Optionally, the power distribution network scenario aided decision model is obtained in the following manner:

acquiring historical operation data of the power distribution network;

setting an epsilon-greedy strategy selection action;

establishing a power distribution network system environment model based on the historical operation data of the power distribution network, and establishing a deep reinforcement learning model of an intelligent agent;

and based on a preset epsilon-greedy strategy, performing off-line training and learning by using a power distribution network system environment model and a deep reinforcement learning model to obtain a power distribution network dynamic case assistant decision model meeting the error requirement.

Optionally, after the historical operation data of the power distribution network is obtained, the historical operation data of the power distribution network is preprocessed, and the historical operation data of the power distribution network is converted into an original sample set suitable for a reinforcement learning algorithm.

Optionally, the power distribution network system environment model and the deep reinforcement learning model are used for offline training and learning, and the method specifically includes the following steps:

the power distribution network system environment model returns a new system state and calculates a corresponding reward value every time the power distribution network system environment model executes the action given by the deep reinforcement learning model; and the deep reinforcement learning model continuously learns and improves the action strategy in the interaction process with the power distribution network system environment model by taking the control action capable of maximizing the reward expectation value as the target according to the current state.

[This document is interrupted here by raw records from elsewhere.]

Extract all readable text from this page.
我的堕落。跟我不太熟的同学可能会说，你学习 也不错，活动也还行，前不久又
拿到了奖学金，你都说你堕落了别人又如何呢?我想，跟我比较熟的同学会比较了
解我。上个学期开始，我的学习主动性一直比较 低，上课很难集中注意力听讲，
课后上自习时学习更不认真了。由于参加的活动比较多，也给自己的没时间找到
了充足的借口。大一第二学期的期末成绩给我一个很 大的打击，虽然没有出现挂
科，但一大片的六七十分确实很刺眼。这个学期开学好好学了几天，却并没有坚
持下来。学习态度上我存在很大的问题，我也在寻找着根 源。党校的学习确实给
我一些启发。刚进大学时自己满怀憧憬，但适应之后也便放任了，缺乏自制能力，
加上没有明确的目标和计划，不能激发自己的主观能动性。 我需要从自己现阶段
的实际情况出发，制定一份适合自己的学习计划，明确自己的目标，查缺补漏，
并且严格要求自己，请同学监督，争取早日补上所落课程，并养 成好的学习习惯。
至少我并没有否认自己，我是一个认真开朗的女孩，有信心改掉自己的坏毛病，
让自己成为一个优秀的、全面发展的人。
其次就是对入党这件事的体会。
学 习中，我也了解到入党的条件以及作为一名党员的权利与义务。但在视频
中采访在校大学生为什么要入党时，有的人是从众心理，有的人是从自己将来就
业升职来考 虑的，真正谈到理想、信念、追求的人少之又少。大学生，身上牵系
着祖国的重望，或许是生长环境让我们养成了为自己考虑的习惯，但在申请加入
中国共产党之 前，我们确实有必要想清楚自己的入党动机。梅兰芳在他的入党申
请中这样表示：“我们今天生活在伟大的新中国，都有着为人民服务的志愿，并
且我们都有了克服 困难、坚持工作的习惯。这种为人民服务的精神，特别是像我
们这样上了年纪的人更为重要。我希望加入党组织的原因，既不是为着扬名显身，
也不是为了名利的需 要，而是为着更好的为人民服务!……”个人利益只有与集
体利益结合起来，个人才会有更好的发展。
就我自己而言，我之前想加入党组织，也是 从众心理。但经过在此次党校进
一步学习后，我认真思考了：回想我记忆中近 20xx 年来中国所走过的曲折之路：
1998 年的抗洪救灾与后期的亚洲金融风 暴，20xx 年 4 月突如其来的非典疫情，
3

Optionally, the establishing of the power distribution network system environment model includes: a smart agent state space, an action space, and a smart agent reward/penalty mechanism are set.

Optionally, when the deep reinforcement learning model of the agent is constructed, two neural networks are used, one real network generates a current Q value, and the other target network Q target, the initial weights and parameters of the two neural networks are the same, and the parameter updating speeds are different.

In a second aspect of the present invention, a system for the power distribution network scenario aided decision making method based on the deep neural network is provided, including:

the data acquisition module is used for acquiring the online operation data of the power distribution network;

the prediction module is used for inputting the online operation data of the power distribution network into a preset power distribution network dynamic case aid decision model; and the power distribution network scheme auxiliary decision model outputs a network structure for ensuring the power distribution network to operate safely and indefinitely.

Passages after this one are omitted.